KESELOWSKI: “I think collaboration. I think if we can herd all the cats into the same room and get into an active dialogue, which I think we have made major steps on over the last year or so, certainly not all the steps we want to make but still major steps, and understand that there is going to be a lot of self-interest. Of course I have a great pit crew, so I have self-interest and I am not afraid to admit that.

“I am sure there are a handful of other guys who say they have a great pit crew or new widget that makes their team great on pit road and you don’t want to lose that advantage. Sometimes you wear those glasses where our own interests supersede the interests of the sport. That is tough to get through but in time will work themselves out if everybody collaborates.”

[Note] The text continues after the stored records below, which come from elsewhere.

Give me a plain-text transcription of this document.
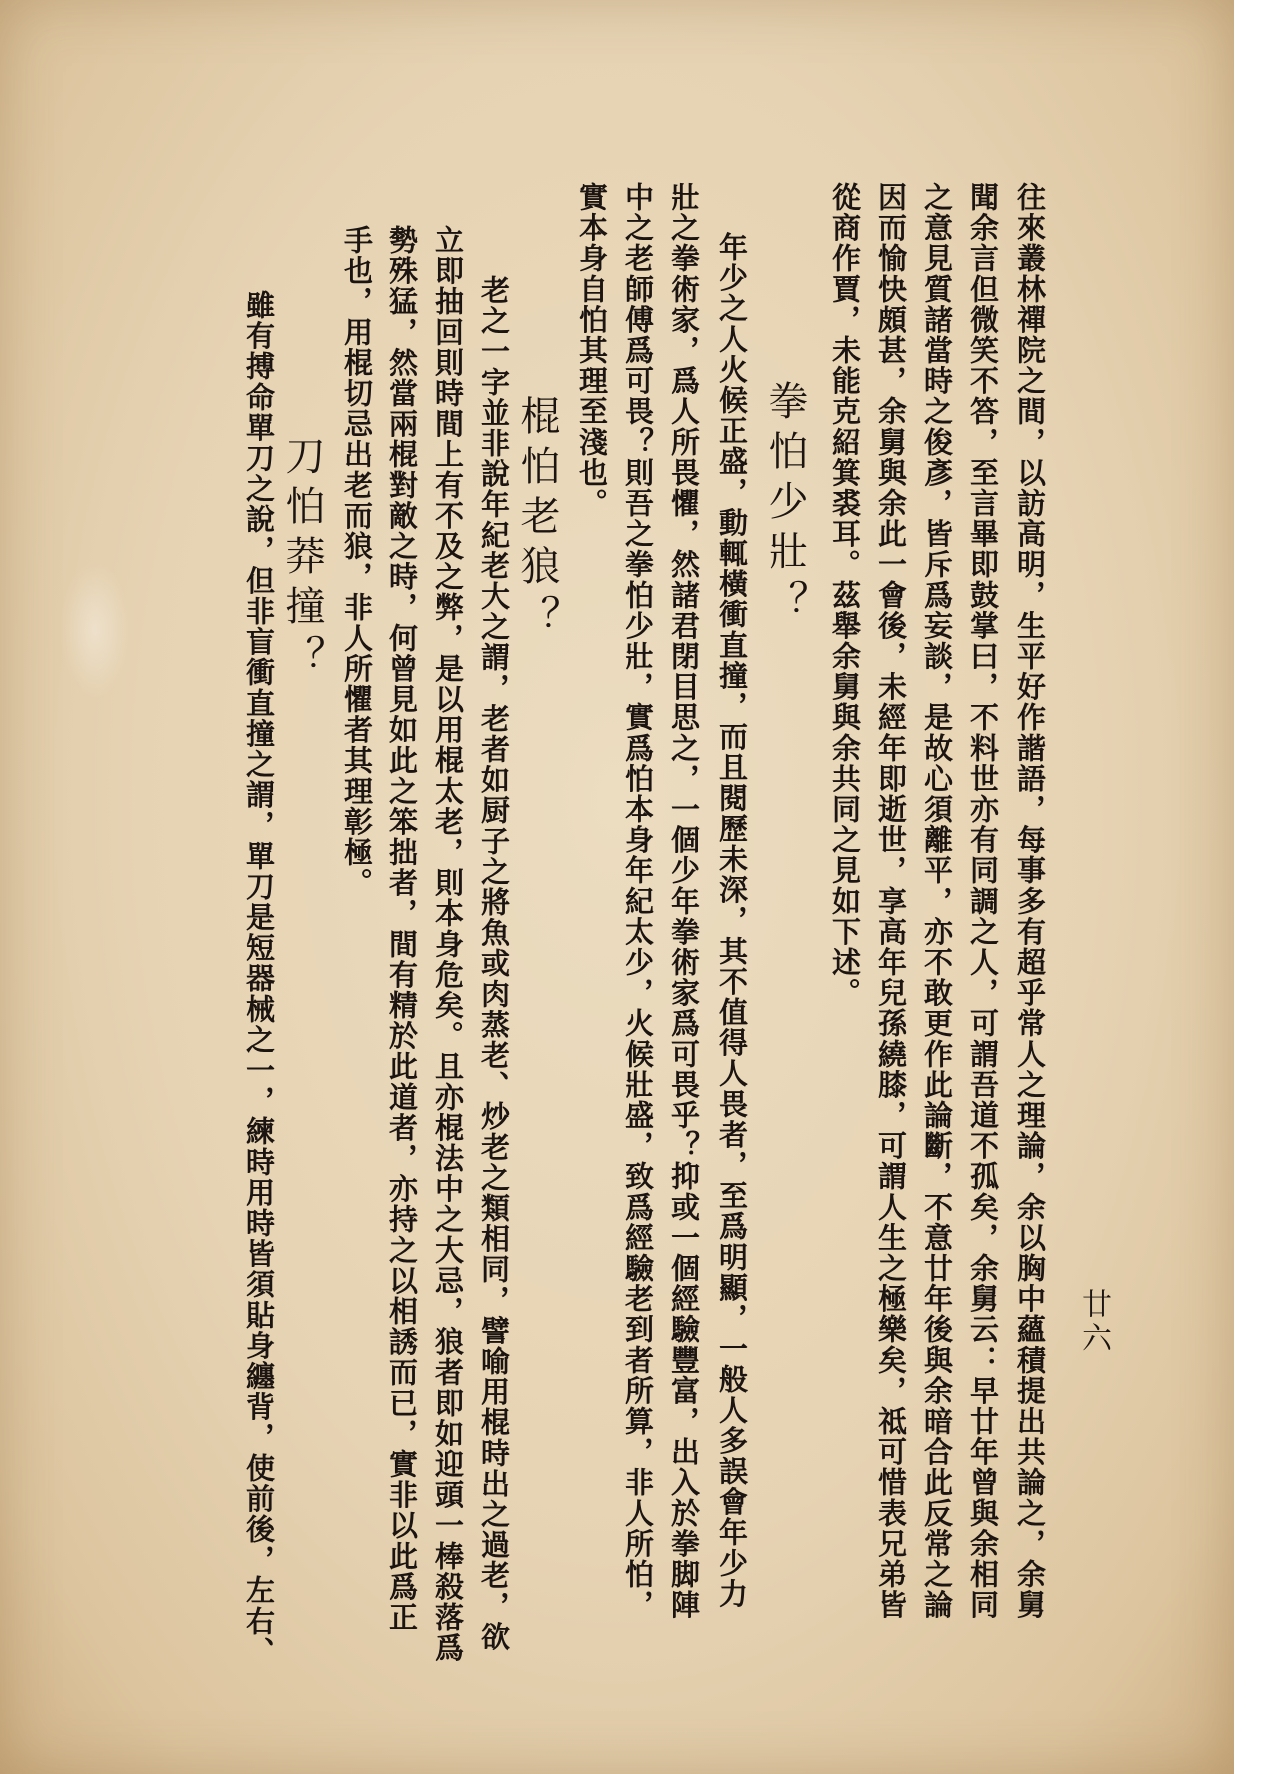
廿六
往來叢林禪院之間，以訪高明，生平好作諧語，每事多有超乎常人之理論，余以胸中蘊積提出共論之，余舅
聞余言但微笑不答，至言畢即鼓掌曰，不料世亦有同調之人，可謂吾道不孤矣，余舅云：早廿年曾與余相同
之意見質諸當時之俊彥，皆斥爲妄談，是故心須離平，亦不敢更作此論斷，不意廿年後與余暗合此反常之論
因而愉快頗甚，余舅與余此一會後，未經年即逝世，享高年兒孫繞膝，可謂人生之極樂矣，祗可惜表兄弟皆
從商作賈，未能克紹箕裘耳。茲舉余舅與余共同之見如下述。
拳怕少壯？
年少之人火候正盛，動輒橫衝直撞，而且閱歷未深，其不值得人畏者，至爲明顯，一般人多誤會年少力
壯之拳術家，爲人所畏懼，然諸君閉目思之，一個少年拳術家爲可畏乎？抑或一個經驗豐富，出入於拳脚陣
中之老師傅爲可畏？則吾之拳怕少壯，實爲怕本身年紀太少，火候壯盛，致爲經驗老到者所算，非人所怕，
實本身自怕其理至淺也。
棍怕老狼？
老之一字並非說年紀老大之謂，老者如厨子之將魚或肉蒸老、炒老之類相同，譬喻用棍時出之過老，欲
立即抽回則時間上有不及之弊，是以用棍太老，則本身危矣。且亦棍法中之大忌，狼者即如迎頭一棒殺落爲
勢殊猛，然當兩棍對敵之時，何曾見如此之笨拙者，間有精於此道者，亦持之以相誘而已，實非以此爲正
手也，用棍切忌出老而狼，非人所懼者其理彰極。
刀怕莽撞？
雖有搏命單刀之說，但非盲衝直撞之謂，單刀是短器械之一，練時用時皆須貼身纏背，使前後，左右、
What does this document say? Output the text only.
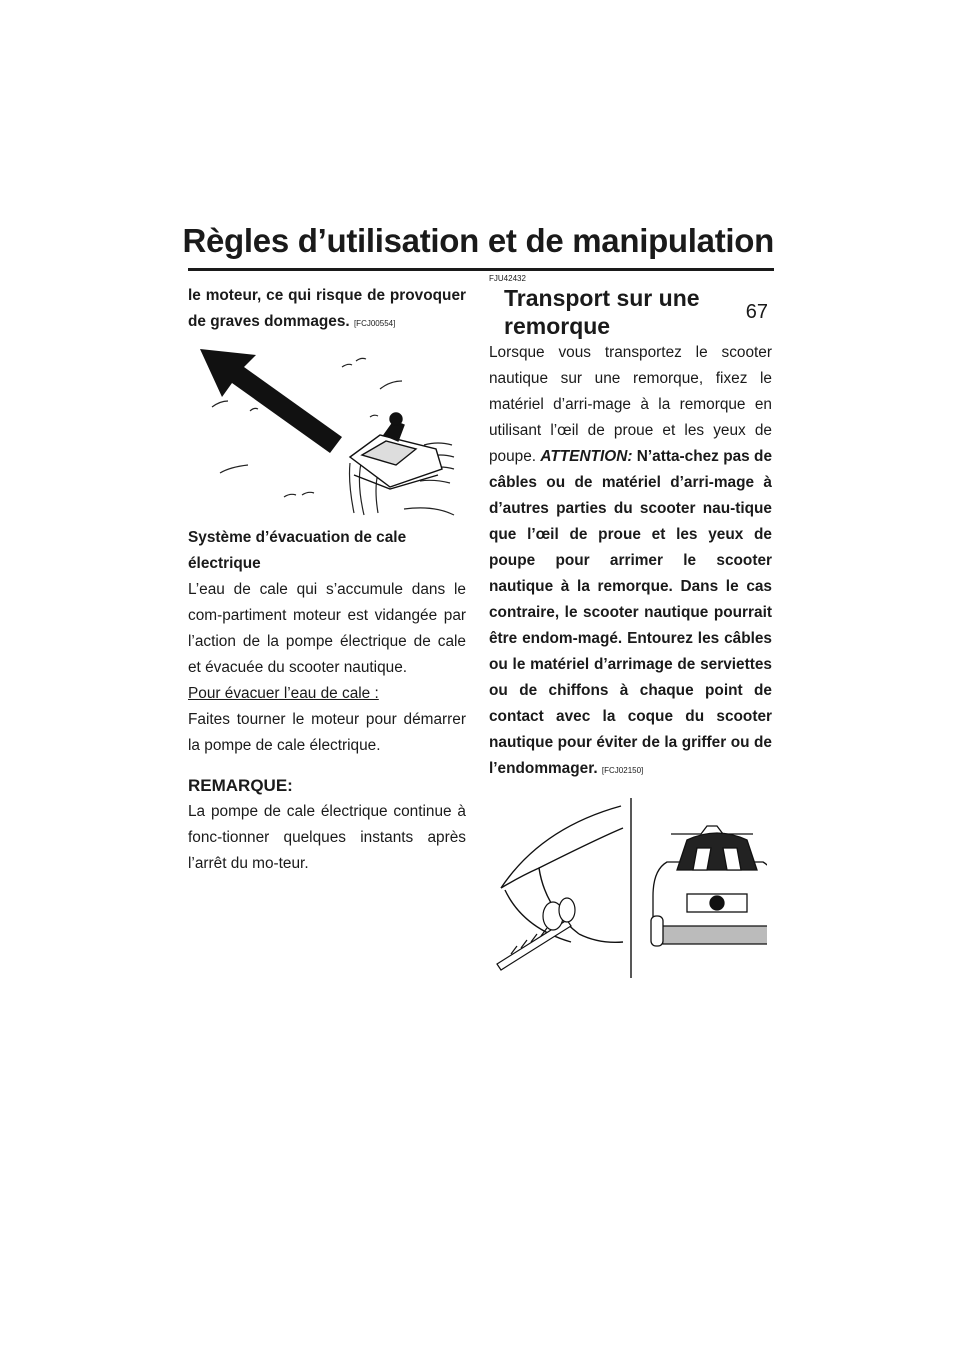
Règles d’utilisation et de manipulation
67

le moteur, ce qui risque de provoquer de graves dommages. [FCJ00554]

Système d’évacuation de cale électrique

L’eau de cale qui s’accumule dans le com-partiment moteur est vidangée par l’action de la pompe électrique de cale et évacuée du scooter nautique.

Pour évacuer l’eau de cale :

Faites tourner le moteur pour démarrer la pompe de cale électrique.

REMARQUE:

La pompe de cale électrique continue à fonc-tionner quelques instants après l’arrêt du mo-teur.

FJU42432

Transport sur une remorque

Lorsque vous transportez le scooter nautique sur une remorque, fixez le matériel d’arri-mage à la remorque en utilisant l’œil de proue et les yeux de poupe. ATTENTION: N’atta-chez pas de câbles ou de matériel d’arri-mage à d’autres parties du scooter nau-tique que l’œil de proue et les yeux de poupe pour arrimer le scooter nautique à la remorque. Dans le cas contraire, le scooter nautique pourrait être endom-magé. Entourez les câbles ou le matériel d’arrimage de serviettes ou de chiffons à chaque point de contact avec la coque du scooter nautique pour éviter de la griffer ou de l’endommager. [FCJ02150]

KESELOWSKI: “I would answer that with first off Ryan McGee pretty much answered that this week and gave the answer I want to give. I like quotes. I like to read about things. I always remember when I am asked that question, the Henry Ford answer when he was asked about painting his cars a different color than black.

“He basically said there were a lot of customers out there that thought there should be different color options on the Model T and he answered back that, ‘If I would have asked the people what they wanted they would have said faster horses.’ Our fans are our consumer and our customers and are very, very important to us and they always should be and will be.

“In a global sense we know what is best for the sport when we are honest and open with each other, more so than anyone else. Dale (Earnhardt) Jr. said this once to me being a Redskins fan and I am a Detroit Lions fan, ‘I can general manage a football team from 1,000 miles away and make all kinds of decisions that I think are great, but I don’t live it every day and at the end would probably just make it worse.’ That doesn’t mean I am not important as a fan to my football team, but I don’t live it every day and know all the nuances and key players and stakeholders, etc.

“We can get there, we just need to focus on our own. Our fans are important but listening to every fan sentiment or answer is not the ticket.”